Symptoms Of Degenerative Myelopathy In Dogs
Symptoms of degenerative myelopathy in dogs usually appear after the age of seven years but may appear as early as age five. They gradually worsen over time, and it may take years before both front and hind legs are completely paralyzed. Fortunately, most dogs do not suffer from any pain associated with the condition, though their quality of life can be drastically affected, and the condition is usually fatal. However, the time it takes for the disease to progress can vary greatly. Some dogs are totally paralyzed within a few months while others survive with the condition for three years or more. Here are the common symptoms of degenerative myelopathy in dogs.

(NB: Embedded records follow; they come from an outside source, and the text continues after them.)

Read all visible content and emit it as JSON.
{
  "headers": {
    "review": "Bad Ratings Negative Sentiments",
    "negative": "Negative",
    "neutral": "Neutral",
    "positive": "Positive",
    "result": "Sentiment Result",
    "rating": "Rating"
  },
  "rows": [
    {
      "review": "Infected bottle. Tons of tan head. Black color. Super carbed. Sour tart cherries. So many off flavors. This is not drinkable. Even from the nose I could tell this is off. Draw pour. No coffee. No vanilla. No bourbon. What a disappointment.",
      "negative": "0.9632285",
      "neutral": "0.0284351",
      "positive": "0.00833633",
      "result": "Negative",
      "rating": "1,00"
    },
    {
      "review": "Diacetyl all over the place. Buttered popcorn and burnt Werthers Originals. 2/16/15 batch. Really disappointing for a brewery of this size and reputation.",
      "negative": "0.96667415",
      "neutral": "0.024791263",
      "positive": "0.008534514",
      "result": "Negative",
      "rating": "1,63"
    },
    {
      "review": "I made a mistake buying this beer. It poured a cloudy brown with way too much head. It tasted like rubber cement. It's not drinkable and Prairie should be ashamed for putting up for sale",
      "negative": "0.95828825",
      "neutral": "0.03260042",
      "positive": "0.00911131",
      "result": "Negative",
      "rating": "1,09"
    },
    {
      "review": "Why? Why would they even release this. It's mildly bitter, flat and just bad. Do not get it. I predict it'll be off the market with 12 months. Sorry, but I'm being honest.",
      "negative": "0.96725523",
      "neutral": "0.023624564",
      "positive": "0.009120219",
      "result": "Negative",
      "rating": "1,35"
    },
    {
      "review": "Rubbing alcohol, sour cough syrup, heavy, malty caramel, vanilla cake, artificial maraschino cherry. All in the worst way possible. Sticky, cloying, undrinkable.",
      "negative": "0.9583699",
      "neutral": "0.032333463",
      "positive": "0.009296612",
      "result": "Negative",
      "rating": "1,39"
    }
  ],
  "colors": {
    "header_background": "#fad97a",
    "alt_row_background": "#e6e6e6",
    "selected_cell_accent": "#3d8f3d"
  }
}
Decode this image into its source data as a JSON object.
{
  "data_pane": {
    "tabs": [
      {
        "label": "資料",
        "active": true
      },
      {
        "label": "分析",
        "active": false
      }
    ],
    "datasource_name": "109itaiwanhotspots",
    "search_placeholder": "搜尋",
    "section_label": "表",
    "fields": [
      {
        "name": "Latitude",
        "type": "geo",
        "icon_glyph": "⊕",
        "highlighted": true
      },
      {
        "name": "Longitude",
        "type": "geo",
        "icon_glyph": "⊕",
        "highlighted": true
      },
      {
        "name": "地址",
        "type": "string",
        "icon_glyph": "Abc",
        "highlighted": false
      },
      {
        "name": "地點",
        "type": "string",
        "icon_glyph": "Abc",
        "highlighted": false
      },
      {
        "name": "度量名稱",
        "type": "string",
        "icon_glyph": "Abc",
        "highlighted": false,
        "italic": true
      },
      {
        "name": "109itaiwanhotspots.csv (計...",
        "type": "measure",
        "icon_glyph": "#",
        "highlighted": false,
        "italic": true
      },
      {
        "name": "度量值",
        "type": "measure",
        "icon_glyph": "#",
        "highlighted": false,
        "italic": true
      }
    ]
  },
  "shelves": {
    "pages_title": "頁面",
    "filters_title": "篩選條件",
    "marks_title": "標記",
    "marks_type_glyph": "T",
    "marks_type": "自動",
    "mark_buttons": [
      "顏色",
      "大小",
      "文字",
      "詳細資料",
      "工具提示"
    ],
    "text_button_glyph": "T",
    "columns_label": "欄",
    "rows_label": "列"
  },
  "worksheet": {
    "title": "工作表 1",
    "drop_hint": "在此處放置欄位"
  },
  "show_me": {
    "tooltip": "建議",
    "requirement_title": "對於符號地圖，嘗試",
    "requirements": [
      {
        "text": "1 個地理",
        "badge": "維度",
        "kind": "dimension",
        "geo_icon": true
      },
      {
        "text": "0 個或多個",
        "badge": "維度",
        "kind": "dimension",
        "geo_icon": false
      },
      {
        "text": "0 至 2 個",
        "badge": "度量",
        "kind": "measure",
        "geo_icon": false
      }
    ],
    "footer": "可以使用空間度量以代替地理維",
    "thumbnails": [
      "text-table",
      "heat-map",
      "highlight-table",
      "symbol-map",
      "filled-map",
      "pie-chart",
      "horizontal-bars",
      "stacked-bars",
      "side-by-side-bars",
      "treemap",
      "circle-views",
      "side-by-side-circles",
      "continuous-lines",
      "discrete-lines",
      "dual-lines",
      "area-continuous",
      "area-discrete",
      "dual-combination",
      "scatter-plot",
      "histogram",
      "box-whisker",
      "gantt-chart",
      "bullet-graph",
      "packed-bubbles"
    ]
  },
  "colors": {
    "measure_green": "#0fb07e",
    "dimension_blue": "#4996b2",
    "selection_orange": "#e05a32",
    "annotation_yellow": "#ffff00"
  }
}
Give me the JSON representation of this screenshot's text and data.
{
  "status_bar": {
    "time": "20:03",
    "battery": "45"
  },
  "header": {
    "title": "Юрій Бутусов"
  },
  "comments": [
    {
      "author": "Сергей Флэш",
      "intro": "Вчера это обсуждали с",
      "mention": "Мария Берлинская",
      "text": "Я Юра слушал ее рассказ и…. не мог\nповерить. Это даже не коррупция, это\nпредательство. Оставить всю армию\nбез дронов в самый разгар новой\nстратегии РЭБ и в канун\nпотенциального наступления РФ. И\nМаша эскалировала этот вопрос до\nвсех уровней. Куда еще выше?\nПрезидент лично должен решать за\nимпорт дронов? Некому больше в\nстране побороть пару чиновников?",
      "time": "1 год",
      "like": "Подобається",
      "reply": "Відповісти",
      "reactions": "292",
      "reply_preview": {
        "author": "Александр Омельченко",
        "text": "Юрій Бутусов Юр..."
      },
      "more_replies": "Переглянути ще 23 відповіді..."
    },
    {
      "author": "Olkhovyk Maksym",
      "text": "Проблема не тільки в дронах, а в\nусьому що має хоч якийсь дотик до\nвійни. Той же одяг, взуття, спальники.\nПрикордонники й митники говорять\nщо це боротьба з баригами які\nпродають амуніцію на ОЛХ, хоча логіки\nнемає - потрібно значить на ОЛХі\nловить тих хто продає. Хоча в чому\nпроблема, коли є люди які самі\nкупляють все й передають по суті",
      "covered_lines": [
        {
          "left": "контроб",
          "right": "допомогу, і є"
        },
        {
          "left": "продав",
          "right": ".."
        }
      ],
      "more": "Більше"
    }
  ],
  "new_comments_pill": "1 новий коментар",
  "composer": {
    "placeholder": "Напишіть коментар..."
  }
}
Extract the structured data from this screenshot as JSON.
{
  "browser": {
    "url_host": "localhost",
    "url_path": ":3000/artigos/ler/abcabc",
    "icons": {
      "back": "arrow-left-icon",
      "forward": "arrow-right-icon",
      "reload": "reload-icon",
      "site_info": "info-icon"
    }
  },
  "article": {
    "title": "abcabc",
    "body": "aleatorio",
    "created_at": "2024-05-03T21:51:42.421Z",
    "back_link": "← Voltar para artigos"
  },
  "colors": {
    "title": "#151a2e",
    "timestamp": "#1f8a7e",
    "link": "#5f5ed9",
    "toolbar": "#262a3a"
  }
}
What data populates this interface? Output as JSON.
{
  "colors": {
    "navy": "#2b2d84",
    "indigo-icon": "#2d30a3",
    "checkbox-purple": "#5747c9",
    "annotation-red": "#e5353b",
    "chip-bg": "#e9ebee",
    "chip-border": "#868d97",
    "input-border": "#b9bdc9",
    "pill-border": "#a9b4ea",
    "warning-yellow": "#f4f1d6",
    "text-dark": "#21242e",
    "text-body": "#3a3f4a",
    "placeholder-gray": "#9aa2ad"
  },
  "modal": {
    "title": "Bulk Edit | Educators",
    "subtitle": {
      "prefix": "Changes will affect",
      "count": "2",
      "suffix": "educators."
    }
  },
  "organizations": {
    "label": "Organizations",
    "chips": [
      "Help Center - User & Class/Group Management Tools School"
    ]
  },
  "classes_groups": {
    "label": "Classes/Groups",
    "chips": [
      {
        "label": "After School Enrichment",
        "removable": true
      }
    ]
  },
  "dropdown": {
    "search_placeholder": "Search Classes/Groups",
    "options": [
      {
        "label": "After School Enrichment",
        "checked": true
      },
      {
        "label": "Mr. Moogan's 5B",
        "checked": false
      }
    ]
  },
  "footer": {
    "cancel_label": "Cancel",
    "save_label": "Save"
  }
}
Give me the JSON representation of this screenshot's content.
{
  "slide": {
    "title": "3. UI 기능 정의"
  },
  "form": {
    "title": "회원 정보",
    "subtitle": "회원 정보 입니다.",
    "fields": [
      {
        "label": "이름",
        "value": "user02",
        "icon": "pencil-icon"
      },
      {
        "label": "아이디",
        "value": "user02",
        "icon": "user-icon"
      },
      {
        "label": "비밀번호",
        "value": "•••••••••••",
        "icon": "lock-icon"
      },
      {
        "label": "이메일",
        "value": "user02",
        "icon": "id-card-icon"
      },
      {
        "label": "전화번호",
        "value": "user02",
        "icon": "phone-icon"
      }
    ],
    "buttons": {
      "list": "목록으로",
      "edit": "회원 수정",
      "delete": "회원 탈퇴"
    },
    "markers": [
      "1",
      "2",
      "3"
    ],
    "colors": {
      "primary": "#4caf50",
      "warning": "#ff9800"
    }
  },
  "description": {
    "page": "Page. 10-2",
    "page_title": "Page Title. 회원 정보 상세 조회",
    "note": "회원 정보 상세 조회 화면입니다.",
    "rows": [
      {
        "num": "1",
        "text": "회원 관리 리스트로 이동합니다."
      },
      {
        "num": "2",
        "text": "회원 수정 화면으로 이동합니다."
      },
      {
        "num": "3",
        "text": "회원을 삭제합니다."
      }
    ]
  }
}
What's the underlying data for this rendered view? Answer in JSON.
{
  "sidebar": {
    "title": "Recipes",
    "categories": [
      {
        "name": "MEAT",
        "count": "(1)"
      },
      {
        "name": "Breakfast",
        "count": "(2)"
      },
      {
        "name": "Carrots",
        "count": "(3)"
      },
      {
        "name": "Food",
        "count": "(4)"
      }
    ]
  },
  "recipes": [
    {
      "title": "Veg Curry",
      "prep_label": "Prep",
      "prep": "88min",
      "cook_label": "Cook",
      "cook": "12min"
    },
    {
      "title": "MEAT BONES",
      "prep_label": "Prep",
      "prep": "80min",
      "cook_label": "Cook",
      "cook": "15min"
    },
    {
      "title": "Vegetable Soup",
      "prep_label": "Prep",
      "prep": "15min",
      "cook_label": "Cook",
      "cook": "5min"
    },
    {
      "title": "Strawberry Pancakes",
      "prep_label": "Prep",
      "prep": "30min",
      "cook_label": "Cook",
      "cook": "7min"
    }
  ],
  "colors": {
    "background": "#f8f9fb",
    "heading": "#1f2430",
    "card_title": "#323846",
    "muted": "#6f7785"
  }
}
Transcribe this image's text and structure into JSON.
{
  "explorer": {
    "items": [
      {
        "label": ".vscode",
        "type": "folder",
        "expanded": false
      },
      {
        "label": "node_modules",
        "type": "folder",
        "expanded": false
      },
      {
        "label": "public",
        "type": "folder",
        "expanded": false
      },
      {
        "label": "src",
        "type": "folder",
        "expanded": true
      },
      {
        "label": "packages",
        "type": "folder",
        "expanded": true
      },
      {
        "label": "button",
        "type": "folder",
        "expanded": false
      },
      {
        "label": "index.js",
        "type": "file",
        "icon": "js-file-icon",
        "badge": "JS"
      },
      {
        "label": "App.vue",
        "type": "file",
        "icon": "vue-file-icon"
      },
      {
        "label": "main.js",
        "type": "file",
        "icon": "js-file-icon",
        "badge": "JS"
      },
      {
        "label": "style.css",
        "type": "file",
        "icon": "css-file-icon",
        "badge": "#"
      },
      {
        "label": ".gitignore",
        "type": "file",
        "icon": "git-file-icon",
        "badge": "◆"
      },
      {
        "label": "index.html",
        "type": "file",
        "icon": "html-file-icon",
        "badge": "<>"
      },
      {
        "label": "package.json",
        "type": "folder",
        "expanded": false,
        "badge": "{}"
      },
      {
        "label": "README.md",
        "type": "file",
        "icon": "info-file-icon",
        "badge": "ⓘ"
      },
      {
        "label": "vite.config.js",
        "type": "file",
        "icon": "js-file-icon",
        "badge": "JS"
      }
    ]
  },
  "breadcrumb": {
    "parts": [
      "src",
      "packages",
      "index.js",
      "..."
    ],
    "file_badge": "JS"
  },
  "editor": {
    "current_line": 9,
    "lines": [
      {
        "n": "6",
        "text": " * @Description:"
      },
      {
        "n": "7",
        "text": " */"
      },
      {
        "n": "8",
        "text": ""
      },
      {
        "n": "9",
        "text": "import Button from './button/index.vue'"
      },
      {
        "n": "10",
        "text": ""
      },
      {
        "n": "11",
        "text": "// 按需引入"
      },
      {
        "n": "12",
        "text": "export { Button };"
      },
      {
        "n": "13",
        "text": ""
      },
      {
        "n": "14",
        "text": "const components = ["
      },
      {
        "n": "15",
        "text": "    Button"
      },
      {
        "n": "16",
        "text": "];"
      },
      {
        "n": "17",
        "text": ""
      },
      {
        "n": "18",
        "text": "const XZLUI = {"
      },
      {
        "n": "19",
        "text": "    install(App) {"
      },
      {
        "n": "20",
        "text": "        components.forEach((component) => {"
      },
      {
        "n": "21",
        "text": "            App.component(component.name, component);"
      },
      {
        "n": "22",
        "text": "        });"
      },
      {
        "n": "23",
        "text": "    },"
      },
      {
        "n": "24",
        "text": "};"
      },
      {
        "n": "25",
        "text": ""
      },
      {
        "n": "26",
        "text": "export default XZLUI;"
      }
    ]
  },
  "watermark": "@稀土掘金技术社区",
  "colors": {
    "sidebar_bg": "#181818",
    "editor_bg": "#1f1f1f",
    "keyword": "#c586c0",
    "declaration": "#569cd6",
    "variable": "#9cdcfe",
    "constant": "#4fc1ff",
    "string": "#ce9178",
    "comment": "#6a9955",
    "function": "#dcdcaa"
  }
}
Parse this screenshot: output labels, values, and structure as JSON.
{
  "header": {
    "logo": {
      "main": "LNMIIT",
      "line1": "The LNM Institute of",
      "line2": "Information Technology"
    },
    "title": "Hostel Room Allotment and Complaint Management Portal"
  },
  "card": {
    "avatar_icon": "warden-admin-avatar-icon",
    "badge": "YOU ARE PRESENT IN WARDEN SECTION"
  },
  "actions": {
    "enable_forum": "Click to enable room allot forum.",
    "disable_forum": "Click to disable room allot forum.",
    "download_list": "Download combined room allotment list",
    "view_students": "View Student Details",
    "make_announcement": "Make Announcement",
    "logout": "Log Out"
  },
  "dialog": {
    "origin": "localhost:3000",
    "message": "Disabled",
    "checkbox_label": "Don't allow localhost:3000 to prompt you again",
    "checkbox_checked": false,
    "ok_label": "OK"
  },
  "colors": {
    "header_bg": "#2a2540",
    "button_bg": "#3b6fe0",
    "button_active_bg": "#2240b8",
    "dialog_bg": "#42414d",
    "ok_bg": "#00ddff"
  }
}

- Dragging hind paws or rolling the knuckles
- Sores or worn-down nails on hind paws
- Limping or lameness in hind paws that gradually moves to front paws
- Difficulty rising, walking, jumping, or moving
- Loss of balance and coordination
- Muscle wasting
- Increasing paralysis of hind legs (usually total paralysis occurs within 6 to 12 months of initial symptoms)
- Bed sores
- Weight gain
- Urine retention
- Urinary tract infection
- Skin lesions from urine scalding
- Increasing paralysis of front legs (usually total paralysis within a few years of initial symptoms)
- Difficulty chewing and swallowing
- Difficulty breathing
Causes Of Degenerative Myelopathy In Dogs
Degenerative myelopathy in dogs is caused by a genetic mutation, specifically in the superoxide dismutase 1 (SOD1) gene, which is the same gene that is associated with Lou Gehrig’s disease in humans. This mutation is almost surely passed on to puppies as a recessive trait, as it is more common in certain purebred dogs.
Degenerative myelopathy is most commonly seen in German Shepherds, Boxers, and Pembroke Welsh Corgis. Several other breeds are capable of inheriting the disease, too, including Cardigan Welsh Corgis, Collies, Retrievers, Rhodesian Ridgebacks, Siberian Huskies, Weimaraners, and Wirehaired Fox Terriers among others.
Treatments For Degenerative Myelopathy In Dogs
Treatment for degenerative myelopathy in dogs is focused on providing support and comfort for affected animals to maintain quality of life, as there is no way to cure the condition or halt its progression. Some exercises and physical therapy can reduce muscle deterioration and help retain some mobility for as long as possible. If your dog is diagnosed with degenerative myelopathy, your veterinarian can instruct you on proper stretches and activities that can help your dog maintain muscle strength and the ability to balance and walk for some time. Water exercises and hydrotherapy may also be beneficial.
Dogs may be able to move for a longer amount of time with the aid of a wheelchair, but as the condition progresses, they will become more bedridden. It is important to provide dogs with soft, clean bedding that must be changed frequently to stop bed sores from developing. Dogs may need to go on a diet to prevent weight gain.
New therapies and treatments are still being researched, though none have yet been proven to reduce the effects of degenerative myelopathy in dogs. Your veterinarian will be able to give you the best recommendations for continued treatment and care for your dog’s individual needs.